Pour Lefebvre, le quotidien est un résidu, ce qui reste une fois soustrait du champ des activités humaines tout ce qui est abstrait, transcendant, donc traditionnellement valorisé. Prétendument inauthentique et insignifiant, ce résidu, ce qu’il appelle « matière humaine » est en fait le substrat primordial à parti duquel s’organise tout le vécu individuel et social ; raison pour laquelle il est fondamentalement le lieu d’une double tension : s’il peut renvoyer à ce que la vie a de plus aliénant, en ce que les idéologies et les répressions sexuelles, spirituelles, etc. qu’elles impliquent s’y manifestent avec le plus de violence, le quotidien est aussi le lieu même où se construit l’utopie et signale l’espoir d’une transformation, à condition d’avoir conscience (on se souvient du mot d’ordre marxien dont Nougé et Magritte ont fait l’apologie : « Plus de conscience ») de l’aliénation qui y est à l’œuvre.

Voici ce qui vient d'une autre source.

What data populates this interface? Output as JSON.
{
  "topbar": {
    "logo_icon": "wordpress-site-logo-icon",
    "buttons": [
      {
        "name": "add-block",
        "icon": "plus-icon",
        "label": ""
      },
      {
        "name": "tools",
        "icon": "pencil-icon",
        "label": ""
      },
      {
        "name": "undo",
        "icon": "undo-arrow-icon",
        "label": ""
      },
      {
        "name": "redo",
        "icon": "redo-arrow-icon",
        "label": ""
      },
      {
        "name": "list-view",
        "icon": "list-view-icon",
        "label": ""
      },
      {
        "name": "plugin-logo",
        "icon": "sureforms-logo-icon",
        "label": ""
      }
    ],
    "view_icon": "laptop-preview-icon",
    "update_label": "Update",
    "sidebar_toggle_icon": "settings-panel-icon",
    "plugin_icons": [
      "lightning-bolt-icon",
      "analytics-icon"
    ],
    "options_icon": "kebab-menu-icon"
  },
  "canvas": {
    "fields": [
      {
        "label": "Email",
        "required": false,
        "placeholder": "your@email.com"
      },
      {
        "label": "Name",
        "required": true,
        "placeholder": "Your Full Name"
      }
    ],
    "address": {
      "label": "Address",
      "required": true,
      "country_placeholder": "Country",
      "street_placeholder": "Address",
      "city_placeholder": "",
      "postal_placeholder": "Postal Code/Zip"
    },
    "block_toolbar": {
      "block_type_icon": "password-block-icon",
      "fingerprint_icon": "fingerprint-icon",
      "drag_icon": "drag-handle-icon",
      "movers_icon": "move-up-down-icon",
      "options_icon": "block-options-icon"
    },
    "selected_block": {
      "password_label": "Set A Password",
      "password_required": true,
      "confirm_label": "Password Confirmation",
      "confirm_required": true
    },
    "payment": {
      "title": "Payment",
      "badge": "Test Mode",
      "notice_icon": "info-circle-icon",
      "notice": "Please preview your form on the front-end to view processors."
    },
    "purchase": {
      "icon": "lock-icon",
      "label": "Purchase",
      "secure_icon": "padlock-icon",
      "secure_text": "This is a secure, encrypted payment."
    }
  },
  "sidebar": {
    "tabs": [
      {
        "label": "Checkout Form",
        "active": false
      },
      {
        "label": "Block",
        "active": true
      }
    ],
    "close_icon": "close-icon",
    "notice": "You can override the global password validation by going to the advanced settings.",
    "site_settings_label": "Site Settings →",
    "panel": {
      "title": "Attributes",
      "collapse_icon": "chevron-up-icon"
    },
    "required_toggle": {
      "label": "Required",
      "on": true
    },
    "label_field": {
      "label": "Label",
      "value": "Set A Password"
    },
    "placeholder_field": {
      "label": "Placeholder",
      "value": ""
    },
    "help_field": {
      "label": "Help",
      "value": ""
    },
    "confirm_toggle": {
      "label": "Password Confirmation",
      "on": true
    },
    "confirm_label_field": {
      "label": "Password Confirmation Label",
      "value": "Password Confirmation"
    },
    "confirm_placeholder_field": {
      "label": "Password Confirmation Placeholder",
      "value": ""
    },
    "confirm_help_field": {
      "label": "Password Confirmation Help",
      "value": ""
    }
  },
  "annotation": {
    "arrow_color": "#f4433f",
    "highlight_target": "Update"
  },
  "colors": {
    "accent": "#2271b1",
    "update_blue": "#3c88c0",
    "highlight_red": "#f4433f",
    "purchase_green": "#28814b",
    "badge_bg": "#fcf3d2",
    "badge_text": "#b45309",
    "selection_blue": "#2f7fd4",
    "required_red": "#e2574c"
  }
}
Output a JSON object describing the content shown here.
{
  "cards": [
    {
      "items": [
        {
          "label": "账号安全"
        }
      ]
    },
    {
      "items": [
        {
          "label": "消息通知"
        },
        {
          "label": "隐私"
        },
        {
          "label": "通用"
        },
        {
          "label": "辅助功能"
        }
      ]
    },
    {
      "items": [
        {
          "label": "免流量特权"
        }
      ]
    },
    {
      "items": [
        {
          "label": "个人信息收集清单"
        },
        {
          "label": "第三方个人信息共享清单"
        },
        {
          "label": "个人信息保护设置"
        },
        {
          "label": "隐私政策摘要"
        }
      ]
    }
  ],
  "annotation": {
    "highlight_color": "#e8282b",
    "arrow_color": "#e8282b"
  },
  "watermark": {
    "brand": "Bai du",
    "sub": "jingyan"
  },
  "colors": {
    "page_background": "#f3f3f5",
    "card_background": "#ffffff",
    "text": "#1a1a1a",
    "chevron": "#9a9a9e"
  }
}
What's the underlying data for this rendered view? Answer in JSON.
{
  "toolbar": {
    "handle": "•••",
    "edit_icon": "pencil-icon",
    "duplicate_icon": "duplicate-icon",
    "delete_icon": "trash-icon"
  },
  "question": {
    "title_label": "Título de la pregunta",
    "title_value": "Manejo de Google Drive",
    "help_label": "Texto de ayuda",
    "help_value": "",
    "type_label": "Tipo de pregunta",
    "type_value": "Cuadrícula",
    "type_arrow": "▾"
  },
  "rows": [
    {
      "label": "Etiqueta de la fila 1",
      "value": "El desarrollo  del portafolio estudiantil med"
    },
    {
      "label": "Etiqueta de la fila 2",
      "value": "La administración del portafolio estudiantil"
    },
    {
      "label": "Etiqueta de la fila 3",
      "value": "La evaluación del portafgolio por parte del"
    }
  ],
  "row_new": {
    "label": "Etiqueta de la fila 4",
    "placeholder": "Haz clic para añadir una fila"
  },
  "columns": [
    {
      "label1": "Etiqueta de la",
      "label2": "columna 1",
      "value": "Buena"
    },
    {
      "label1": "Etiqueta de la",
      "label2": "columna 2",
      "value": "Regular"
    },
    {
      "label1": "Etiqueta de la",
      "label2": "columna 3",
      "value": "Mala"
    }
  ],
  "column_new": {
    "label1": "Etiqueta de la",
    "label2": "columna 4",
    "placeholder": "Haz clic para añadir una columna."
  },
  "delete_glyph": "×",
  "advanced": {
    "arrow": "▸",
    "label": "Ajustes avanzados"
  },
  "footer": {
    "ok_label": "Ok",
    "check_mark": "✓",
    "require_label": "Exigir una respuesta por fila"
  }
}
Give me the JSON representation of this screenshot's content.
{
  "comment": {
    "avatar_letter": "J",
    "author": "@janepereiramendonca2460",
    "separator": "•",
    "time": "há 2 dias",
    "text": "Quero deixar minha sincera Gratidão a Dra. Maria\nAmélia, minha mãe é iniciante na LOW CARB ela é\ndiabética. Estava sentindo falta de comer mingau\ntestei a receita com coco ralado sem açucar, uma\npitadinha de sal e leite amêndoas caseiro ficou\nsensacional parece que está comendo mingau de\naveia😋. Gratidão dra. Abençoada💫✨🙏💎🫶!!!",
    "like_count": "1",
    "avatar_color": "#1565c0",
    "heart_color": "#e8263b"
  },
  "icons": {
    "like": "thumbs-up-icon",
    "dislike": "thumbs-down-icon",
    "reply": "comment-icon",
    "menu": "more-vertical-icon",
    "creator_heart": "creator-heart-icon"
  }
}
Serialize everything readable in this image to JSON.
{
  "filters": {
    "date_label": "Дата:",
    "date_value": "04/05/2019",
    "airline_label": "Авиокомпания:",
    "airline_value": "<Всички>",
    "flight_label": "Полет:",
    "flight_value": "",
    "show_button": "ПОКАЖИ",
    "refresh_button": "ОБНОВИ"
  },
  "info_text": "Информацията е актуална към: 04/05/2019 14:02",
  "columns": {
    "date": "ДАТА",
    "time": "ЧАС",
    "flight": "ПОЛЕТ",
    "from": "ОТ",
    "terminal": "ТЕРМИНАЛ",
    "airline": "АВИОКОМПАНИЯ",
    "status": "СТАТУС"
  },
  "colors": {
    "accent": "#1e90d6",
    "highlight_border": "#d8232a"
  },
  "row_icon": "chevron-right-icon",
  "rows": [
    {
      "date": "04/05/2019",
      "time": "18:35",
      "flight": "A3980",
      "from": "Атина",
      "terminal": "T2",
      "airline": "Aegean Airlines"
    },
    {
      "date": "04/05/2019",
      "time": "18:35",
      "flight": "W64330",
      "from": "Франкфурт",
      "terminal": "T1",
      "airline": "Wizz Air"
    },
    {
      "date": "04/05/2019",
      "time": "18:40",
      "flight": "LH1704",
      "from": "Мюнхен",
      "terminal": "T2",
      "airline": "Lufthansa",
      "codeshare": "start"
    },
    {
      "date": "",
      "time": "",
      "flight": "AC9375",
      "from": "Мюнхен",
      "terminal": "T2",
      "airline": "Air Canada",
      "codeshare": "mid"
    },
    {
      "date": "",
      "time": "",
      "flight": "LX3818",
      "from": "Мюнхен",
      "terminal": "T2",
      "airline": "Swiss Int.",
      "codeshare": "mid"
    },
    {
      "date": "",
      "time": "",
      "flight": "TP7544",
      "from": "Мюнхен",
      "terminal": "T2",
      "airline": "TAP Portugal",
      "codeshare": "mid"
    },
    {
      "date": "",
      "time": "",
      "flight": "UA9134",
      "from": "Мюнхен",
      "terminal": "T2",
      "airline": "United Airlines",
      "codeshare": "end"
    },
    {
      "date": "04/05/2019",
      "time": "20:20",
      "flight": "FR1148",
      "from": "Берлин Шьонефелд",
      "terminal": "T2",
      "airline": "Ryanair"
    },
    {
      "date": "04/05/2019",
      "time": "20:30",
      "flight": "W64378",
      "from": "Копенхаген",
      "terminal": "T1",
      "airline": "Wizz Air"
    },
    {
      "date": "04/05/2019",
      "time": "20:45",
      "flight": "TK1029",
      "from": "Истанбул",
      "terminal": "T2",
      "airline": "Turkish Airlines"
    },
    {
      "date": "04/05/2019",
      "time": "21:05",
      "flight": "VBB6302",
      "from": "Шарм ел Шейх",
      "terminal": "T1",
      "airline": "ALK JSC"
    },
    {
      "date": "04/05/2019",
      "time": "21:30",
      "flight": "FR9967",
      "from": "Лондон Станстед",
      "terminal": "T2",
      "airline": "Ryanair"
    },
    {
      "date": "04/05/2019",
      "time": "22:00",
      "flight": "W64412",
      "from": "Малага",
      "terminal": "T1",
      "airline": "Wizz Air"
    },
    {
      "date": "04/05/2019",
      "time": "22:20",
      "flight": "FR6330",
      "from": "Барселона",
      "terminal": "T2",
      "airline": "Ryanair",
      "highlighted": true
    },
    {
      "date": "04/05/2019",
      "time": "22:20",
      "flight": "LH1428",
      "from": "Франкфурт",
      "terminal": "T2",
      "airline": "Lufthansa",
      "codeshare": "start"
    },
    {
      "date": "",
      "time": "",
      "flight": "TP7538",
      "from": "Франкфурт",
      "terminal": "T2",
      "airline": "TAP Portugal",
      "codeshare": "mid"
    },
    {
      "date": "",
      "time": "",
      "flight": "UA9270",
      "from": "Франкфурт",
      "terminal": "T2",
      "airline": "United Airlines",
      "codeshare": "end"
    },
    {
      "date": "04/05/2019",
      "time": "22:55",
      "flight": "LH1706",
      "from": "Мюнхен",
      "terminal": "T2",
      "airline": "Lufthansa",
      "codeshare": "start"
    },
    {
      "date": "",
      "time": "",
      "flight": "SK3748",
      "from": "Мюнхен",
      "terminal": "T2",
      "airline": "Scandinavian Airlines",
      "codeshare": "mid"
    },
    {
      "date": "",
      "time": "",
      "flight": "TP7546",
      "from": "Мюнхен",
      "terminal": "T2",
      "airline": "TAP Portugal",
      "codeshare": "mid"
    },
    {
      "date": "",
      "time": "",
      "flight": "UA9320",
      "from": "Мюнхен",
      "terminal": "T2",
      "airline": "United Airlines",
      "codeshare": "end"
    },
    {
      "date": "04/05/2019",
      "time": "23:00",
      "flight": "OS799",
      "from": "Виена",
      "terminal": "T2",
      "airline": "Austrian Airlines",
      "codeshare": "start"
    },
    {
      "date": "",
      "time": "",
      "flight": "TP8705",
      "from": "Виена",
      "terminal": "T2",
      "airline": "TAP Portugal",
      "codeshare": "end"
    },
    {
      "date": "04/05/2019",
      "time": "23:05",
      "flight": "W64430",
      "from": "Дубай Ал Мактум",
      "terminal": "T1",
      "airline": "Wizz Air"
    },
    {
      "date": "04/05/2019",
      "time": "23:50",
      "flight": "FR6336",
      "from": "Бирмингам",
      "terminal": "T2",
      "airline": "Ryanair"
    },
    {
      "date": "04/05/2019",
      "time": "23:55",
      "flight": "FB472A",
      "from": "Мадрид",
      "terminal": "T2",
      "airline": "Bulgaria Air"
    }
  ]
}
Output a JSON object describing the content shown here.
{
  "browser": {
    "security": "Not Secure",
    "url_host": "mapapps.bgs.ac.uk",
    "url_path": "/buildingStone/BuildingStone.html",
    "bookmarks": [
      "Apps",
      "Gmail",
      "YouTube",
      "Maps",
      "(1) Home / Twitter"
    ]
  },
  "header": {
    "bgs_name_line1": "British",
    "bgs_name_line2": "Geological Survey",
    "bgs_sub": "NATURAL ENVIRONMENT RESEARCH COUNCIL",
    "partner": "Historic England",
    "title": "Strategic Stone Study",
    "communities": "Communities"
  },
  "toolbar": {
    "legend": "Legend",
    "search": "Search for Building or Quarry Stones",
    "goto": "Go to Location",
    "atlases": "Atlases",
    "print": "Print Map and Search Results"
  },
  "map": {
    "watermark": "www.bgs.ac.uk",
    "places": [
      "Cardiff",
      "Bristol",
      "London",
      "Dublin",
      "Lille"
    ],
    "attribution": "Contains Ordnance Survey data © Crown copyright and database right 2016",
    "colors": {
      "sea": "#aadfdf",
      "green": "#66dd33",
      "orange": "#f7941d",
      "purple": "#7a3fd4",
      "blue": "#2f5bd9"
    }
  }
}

Lefebvre souhaite ainsi qu’il devienne envisageable de « recréer lucidement la vie quotidienne »[9], en portant sur elle un nouveau regard : « le mythe de la banalité quotidienne se dissipe du fait que le mystère apparent se révèle en une banalité réelle, et que la banalité apparente se révèle dans d’apparemment exceptionnel. »[10]

Regrettant que la rue devienne un lieu de contrôle idéologique et de séduction publicitaire, il exalte en elle un « théâtre spontané », empli de « poésie créatrice », par excellence le lieu de la fête c’est à dire, comme le comprendront bien par la suite les situationnistes, de la critique en acte des idéologies : c’est pourquoi il juge urgente « la conquête de la quotidienneté par une série d’actions –investissements, assauts, transformations »[11] ; le brouillage entre la fiction et la réalité faisant, bien entendu, partie de ces stratégies.

Perec et Mai 68 : la critique du quotidien dans La vie mode d’emploi

Ces théories, répétons-le, furent une influence déterminante pour Perec. « Dans ce magnifique petit texte « Approches de quoi ? » véritable manifeste pour l’interrogation du « bruit de fond », de l’infra-ordinaire, souligne Sheringham dans un entretien accordé à la revue Europe, Perec souligne que le quotidien est ce qui échappe à tous les savoir et en même temps les subvertit », ce qui vient directement de Lefebvre, nous l’avons vu. En outre, ajoute encore Sheringham, « au début des années 60 Perec anime avec des amis une revue politico-littéraire [La Ligne générale, voir plus haut, NB] … Leurs débats sont inspirés de Lukacs et Goldman. Le début de la décennie suivante sera marqué par la création d’une autre revue, Cause Commune, avec le sociologue Jean Duvignaud et l’architecte Paul Virilio. Entre-temps, dans le sillage de sa rencontre avec Lefebvre, Perec aura pris connaissance des idées des Situationnistes. »[12]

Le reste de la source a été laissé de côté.